No runaway processes, memory leaks, or suspiciously large processes were detected in the data contained in the ps data files. Notable was generated because no unusual resource utilization was seen in the ps data.

    Other resource utilization including paging, swap space usage, and disk I/O rates are analyzed here. If SarCheck had recommendations to make with regard to these resources, they would have been make in the Recommendations Section.

CAPACITY PLANNING SECTION

The section is designed to provide the user with a rudimentary linear capacity planning model and should be used for rough approximations only. These estimates assume that an increase in workload will affect the usage of all resources equally. These estimates should be used on days when the load is heaviest to determine approximately how much spare capacity remains at peak times.

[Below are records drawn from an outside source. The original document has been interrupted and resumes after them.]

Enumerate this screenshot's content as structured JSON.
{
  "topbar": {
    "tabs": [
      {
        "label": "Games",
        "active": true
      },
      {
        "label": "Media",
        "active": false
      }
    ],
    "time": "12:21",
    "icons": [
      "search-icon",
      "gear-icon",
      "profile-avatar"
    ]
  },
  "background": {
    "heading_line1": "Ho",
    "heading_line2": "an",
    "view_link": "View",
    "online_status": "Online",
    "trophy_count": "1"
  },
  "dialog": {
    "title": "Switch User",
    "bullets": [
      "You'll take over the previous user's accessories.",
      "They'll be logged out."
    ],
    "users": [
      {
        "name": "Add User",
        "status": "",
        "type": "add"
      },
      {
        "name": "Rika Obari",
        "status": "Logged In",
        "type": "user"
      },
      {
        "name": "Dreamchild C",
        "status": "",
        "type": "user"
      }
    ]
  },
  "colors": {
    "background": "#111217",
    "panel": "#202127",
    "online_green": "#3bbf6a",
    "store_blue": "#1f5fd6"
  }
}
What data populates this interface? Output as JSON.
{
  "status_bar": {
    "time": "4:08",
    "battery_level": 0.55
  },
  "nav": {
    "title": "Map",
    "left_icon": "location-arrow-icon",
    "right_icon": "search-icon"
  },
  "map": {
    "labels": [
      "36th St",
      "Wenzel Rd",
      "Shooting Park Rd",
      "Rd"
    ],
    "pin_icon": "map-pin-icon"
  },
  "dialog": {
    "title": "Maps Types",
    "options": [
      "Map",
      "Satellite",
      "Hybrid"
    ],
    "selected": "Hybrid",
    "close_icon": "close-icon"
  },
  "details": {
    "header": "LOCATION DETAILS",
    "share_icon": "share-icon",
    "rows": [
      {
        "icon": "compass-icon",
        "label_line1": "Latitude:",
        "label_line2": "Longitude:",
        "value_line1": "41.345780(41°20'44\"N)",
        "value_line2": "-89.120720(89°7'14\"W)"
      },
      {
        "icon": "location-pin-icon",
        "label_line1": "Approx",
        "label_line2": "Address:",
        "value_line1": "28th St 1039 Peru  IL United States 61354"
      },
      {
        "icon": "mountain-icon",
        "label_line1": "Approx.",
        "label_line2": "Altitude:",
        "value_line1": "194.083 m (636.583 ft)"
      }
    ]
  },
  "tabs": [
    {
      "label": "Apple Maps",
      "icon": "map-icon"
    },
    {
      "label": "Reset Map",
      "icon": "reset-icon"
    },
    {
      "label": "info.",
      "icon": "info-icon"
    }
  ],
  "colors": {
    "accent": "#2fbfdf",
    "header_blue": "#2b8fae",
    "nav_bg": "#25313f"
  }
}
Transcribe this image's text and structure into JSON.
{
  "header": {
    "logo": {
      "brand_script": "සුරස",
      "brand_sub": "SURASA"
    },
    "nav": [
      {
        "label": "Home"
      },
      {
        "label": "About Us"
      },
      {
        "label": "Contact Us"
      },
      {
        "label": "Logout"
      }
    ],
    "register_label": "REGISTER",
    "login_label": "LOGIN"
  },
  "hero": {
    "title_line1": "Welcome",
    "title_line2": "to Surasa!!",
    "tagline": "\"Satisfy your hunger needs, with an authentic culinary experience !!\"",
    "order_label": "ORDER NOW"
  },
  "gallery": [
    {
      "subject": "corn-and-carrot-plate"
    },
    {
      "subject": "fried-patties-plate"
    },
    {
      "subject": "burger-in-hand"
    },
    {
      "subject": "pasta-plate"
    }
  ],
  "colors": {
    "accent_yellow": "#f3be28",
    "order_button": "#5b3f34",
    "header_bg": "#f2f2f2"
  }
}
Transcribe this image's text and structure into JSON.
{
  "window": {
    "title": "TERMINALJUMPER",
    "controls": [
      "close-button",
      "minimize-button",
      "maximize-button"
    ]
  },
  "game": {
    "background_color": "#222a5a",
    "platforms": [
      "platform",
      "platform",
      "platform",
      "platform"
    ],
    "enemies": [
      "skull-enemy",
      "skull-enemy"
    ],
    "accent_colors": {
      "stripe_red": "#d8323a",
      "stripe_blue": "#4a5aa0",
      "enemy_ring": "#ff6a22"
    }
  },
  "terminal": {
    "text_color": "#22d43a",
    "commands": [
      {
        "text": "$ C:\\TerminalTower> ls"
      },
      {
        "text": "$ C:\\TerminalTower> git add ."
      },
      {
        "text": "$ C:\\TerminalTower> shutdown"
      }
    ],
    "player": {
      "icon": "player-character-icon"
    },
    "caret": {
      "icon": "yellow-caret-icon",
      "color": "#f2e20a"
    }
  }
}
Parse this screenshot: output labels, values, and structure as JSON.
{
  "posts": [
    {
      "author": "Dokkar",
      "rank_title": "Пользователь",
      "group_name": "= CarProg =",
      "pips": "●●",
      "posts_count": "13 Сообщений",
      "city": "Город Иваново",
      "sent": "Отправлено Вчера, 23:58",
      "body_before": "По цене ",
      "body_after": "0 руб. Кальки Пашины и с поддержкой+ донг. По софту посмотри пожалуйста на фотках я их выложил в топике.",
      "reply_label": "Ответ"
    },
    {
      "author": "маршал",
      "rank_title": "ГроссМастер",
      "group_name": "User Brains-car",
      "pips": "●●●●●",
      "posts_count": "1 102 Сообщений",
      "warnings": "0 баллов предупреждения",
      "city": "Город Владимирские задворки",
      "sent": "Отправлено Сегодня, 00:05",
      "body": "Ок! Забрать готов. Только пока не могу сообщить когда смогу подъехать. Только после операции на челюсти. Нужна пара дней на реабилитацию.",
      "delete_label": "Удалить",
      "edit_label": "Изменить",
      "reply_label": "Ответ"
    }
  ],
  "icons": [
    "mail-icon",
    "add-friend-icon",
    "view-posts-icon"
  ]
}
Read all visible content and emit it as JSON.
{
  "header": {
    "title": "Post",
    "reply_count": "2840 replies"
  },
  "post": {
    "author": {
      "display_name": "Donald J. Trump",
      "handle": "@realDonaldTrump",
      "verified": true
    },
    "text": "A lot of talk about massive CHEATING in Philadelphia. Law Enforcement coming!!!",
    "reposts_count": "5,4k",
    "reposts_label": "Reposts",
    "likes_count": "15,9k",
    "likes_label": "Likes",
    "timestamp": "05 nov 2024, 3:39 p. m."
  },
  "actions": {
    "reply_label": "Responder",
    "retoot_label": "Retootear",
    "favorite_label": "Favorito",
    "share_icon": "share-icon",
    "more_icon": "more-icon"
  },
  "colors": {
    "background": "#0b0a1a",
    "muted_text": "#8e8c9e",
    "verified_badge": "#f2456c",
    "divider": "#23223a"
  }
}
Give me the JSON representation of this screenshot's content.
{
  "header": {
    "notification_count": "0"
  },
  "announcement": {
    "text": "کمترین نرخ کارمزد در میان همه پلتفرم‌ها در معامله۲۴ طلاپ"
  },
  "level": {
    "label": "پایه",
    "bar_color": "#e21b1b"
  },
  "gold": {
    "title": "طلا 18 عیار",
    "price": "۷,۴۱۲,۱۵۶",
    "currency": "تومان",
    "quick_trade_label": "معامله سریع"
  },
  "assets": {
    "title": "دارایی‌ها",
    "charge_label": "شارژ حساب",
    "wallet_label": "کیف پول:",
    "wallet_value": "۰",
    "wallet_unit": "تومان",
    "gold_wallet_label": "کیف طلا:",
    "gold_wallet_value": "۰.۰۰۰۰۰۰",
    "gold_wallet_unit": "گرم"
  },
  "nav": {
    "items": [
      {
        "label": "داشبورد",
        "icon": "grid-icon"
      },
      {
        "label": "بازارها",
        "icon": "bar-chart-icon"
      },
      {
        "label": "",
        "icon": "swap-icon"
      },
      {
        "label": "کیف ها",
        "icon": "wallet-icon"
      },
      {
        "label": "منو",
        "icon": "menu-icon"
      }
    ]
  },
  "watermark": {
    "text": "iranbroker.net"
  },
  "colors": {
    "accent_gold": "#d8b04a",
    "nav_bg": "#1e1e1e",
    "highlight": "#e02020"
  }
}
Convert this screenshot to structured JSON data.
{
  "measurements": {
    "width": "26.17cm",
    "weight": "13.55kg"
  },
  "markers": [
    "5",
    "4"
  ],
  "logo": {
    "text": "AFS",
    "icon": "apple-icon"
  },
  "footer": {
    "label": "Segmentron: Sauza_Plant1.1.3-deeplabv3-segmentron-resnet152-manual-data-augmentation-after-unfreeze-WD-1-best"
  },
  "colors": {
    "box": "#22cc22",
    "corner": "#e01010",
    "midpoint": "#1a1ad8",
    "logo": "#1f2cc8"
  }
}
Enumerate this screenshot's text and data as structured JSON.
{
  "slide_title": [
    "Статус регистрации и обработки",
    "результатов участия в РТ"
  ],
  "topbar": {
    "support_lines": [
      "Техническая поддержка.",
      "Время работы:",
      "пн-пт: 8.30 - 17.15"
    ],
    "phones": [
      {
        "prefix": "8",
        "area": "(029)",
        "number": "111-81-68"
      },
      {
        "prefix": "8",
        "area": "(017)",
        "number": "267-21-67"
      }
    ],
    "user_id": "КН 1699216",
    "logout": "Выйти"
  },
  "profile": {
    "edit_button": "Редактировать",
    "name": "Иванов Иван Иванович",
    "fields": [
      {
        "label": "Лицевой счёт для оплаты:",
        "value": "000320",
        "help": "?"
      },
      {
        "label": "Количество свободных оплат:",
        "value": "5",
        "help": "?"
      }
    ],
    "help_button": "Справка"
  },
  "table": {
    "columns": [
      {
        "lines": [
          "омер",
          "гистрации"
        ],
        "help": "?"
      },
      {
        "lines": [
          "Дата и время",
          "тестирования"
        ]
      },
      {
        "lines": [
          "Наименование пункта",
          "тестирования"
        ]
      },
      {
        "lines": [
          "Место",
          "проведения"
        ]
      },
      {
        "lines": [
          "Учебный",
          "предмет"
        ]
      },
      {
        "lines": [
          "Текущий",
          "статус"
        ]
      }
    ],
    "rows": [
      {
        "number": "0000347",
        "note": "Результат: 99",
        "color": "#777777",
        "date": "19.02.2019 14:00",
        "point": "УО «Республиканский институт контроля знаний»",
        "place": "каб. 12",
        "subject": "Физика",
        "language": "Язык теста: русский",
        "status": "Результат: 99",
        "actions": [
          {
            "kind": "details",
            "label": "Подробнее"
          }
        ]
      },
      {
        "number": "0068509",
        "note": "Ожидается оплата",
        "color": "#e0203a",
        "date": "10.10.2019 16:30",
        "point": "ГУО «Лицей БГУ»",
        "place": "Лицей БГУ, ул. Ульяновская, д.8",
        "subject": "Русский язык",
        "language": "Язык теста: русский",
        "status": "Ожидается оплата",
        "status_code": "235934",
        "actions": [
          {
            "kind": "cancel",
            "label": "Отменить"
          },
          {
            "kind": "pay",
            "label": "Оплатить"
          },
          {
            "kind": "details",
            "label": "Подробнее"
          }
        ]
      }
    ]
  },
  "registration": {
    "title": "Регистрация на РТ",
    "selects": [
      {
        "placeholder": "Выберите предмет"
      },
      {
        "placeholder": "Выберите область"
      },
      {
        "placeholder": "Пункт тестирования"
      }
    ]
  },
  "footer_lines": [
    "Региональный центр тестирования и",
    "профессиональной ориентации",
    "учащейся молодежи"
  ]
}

    The Capacity Planning section can help you to understand how much additional load your system can support. This feature is not designed to replace the features found in mainframe-type capacity planning tools, but rather to give you an approximation of how much room for growth remains in key system resources.

Based on this single day of data, the system should be able to support a substantial increase in workload before impending CPU or memory bottlenecks are seen. Run SarCheck regularly to detect bottlenecks before they impact performance.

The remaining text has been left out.